Upper Montclair, NJ (PRWEB) December 10, 2008
The year 2008 will go down in retailing history as one of the most tumultuous on record. A global recession, a flood of bankruptcies, changing consumer shopping behavior, advances in technology, and sustainability as a business imperative are just some of the factors that have shaped the industry this year and will, no doubt, greatly influence its future direction.
As an online forum serving retailing professionals, RetailWire.com sees the reaction to events reflected in the daily commentary of its BrainTrust of retailing experts and website subscribers. This year, RetailWire's editors have noted a particular intensity in the dialogue as panelists attempted to sort out the reactions, over-reactions and strategic repositioning of retail chains, product manufacturers and tech solutions providers.
To summarize what might be characterized as this "year of retailing dangerously," RetailWire.com has complied its first annual list of most significant "Turning Points." In coming weeks, RetailWire.com will present these items as individual interactive discussions, as always providing an open forum for some of the industry's best minds to dissect problems and anticipate the next wave of innovation.
RetailWire's Turning Points in Retailing - 2008:
A No Good, Very Bad Retailing Year - Retail performance in 2008, with some notable exceptions, has stunk. What lessons are to be learned from all the bankruptcies, desperate price cutting and other bad news, and when will there be good news to look forward to?
The Price Point is Right - Manufacturers mindful of decreased consumer purchasing power and the need to protect corporate margins have tried a combination of tactics including multi-stage price increases and package downsizing. How will consumers react to these moves by brands and how will private label products be affected?
Organic Plateau - The economy and decreases in disposable income have clearly put a damper on the sale of organic foods and other products. Have green foods gone as far as they can go?
Technology is King - Companies continue to see information resources and applications that improve operational efficiency - especially where 'green' agendas can also be served - as assets requiring further investment, even as cutbacks are made in other areas. What technologies promise the greatest return and are right for the sustainability challenges faced by retail?
Global Economics - Protectionism is not seen as the way forward but the urge to withdraw inward is natural in times of economic strife. What will sourcing, particularly from Asian nations, look like in the year ahead and how does the domestic industry make the case that manufacturing overseas offers real net benefits for Americans?
Print No More - Newspaper and magazine circulation is down, consumers are turning to electronic coupons rather than FSIs, snail mail is more expensive and often less effective than email. What is the future of print vehicles from a retail marketing perspective?
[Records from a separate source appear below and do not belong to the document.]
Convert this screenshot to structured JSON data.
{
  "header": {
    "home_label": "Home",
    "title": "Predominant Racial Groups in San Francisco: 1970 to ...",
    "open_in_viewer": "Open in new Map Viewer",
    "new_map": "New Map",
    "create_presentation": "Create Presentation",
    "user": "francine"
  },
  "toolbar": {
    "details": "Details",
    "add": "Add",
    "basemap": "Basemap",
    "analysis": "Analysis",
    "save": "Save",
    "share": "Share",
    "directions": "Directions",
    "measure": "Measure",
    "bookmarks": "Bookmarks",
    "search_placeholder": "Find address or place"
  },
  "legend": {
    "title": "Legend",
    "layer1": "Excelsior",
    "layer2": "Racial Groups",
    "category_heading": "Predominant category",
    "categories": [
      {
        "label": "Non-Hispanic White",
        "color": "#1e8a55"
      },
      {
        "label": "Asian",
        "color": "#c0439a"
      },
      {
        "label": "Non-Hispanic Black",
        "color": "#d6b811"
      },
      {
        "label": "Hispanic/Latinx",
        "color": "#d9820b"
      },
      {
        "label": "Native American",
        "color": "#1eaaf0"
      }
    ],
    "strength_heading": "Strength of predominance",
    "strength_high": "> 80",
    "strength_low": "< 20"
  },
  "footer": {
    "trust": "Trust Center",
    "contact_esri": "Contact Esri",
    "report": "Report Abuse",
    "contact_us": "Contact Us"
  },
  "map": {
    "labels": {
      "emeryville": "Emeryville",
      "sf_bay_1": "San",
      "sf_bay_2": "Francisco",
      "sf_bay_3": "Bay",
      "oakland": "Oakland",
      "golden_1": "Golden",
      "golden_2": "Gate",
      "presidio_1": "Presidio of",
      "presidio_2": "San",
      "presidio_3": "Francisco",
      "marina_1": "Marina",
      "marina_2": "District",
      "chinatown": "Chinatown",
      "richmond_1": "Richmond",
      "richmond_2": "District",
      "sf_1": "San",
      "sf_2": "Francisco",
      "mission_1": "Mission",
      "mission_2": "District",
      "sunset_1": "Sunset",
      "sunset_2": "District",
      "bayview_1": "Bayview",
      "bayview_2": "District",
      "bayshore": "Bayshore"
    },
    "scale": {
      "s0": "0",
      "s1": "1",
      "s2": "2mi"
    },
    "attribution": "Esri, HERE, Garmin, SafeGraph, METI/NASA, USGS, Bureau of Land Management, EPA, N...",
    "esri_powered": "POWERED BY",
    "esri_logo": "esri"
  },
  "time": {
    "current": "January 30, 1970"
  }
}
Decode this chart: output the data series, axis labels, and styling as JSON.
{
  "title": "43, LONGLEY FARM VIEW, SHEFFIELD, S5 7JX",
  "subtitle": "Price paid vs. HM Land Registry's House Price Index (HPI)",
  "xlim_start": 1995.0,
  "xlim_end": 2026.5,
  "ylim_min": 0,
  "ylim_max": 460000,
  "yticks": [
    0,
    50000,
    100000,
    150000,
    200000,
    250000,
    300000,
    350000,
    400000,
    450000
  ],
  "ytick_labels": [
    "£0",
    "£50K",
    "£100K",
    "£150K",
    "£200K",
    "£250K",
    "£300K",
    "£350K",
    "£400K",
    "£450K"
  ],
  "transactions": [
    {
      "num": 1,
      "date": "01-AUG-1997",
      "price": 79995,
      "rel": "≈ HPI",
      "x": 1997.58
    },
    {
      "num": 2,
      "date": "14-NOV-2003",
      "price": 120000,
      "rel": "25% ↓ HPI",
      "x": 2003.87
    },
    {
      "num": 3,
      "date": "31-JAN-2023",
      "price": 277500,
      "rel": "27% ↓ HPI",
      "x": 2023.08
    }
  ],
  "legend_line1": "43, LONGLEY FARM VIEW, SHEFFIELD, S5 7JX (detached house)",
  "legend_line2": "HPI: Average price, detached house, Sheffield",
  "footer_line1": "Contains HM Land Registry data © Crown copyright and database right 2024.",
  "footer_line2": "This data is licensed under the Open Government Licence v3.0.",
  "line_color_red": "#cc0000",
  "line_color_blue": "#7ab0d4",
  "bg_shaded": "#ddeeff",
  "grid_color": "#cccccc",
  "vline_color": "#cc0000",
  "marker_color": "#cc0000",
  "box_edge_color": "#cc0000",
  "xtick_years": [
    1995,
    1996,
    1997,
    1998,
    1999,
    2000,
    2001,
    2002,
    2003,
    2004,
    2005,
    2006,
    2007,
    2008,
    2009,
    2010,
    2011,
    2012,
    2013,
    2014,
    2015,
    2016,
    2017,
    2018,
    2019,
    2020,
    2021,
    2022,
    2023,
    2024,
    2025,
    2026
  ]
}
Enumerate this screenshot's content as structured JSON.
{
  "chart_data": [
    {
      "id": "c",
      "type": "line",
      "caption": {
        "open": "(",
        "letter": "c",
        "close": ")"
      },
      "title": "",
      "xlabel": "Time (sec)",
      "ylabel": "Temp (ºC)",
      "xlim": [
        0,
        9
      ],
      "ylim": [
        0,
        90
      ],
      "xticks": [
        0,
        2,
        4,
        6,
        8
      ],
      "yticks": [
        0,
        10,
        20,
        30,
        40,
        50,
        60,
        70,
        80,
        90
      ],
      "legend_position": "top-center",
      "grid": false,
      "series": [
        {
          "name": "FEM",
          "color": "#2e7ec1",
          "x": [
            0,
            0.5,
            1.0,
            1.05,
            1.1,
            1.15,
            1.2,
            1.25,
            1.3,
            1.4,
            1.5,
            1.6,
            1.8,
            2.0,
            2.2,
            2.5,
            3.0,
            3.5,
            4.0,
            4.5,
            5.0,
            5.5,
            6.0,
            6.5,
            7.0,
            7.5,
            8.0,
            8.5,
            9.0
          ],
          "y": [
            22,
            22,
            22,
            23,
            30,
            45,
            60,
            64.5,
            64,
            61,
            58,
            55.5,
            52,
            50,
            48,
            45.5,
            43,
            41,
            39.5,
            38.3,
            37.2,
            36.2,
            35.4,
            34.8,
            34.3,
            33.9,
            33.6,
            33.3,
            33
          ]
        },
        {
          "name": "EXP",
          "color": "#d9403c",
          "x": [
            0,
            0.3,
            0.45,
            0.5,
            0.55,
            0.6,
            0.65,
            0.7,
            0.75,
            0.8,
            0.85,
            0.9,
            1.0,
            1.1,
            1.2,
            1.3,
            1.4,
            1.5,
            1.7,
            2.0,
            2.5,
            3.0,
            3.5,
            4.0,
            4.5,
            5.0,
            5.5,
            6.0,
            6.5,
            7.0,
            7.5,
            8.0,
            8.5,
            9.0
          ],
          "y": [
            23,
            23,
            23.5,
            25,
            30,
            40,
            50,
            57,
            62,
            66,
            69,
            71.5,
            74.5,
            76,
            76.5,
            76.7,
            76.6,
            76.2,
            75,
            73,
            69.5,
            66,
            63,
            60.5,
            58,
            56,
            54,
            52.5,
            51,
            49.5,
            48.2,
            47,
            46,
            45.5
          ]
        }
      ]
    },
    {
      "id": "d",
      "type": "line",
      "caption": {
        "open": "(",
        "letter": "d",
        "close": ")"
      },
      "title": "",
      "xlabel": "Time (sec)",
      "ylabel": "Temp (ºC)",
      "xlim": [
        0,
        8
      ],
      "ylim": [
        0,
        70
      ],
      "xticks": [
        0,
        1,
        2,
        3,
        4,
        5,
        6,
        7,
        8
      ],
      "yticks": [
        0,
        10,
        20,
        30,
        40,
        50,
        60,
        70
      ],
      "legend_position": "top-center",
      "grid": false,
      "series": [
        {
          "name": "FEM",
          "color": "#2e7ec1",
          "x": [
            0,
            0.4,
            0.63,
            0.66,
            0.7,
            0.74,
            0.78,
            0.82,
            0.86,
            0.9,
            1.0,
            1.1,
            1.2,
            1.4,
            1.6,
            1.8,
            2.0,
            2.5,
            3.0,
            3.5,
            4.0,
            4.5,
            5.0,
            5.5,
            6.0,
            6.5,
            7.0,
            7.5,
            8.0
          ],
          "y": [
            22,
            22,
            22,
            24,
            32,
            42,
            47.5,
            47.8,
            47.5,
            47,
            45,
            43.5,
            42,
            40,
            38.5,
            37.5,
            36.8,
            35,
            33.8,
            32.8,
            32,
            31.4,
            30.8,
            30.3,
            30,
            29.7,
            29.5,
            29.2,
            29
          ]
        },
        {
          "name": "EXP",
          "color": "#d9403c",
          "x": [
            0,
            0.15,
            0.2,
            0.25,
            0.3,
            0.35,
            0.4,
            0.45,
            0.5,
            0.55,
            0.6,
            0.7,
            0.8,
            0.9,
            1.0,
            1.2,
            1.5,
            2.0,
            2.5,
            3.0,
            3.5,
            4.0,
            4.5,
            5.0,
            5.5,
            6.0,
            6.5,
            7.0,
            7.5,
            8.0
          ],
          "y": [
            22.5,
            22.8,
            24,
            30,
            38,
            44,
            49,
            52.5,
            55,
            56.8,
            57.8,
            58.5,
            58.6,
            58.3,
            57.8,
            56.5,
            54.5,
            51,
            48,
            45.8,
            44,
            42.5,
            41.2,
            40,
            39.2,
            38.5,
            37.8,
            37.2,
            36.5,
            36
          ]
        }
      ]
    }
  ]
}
Digital Evolution - Marketing attempts to go where the consumers are heading, with social media, e-commerce sites, email and mobile marketing. Where will marketers find the most receptive audiences?
Shining the Apple - Apple's success with the iPod, iTunes, iPhone and its line of laptop and personal computers has made it virtually recession proof while so many others have faltered. What's behind Apple's success?
Shopper Marketing ROI - Influencing purchases at the point-of-purchase is the oldest of strategies but is being repositioned as a new game with some exciting new twists. What new in-store marketing vehicles are driving sales and what will the next generation of p-o-p look like?
There's No Place Like Home - Less disposable income and concerns about whether jobs will disappear tomorrow has many consumers living simpler lives. What does a population of homebodies mean for retailers and brand marketers?
No Small Order - Tesco, Walmart, Safeway and Supervalu are just some of the chains looking to go small. Will small format grocery stores put a dent into big boxes and what do changes in the consumer marketplace mean for the shape of stores to come?
Walmart's New Image - Some would still portray the world's largest merchant as the retailing equivalent of Darth Vader but there's no doubt the company has made changes in recent years that have more people viewing it as having turned its back on the dark side. What steps has Walmart taken to so effectively remake its public image?
RetailWire is a unique online news analysis and discussion forum, which launched in February 2002. RetailWire goes beyond conventional headline news reporting. Each business morning, RetailWire editors pick news topics worthy of commentary by its "BrainTrust" panel of industry experts, and the general RetailWire membership. The results are virtual round tables of industry opinion and advice covering key dynamics and issues affecting the retailing industry.
Membership to RetailWire is free to all qualified retail industry professionals. Over two-thirds of members are in top executive or senior management positions, representing a broad cross section of retail channels and the companies that supply them.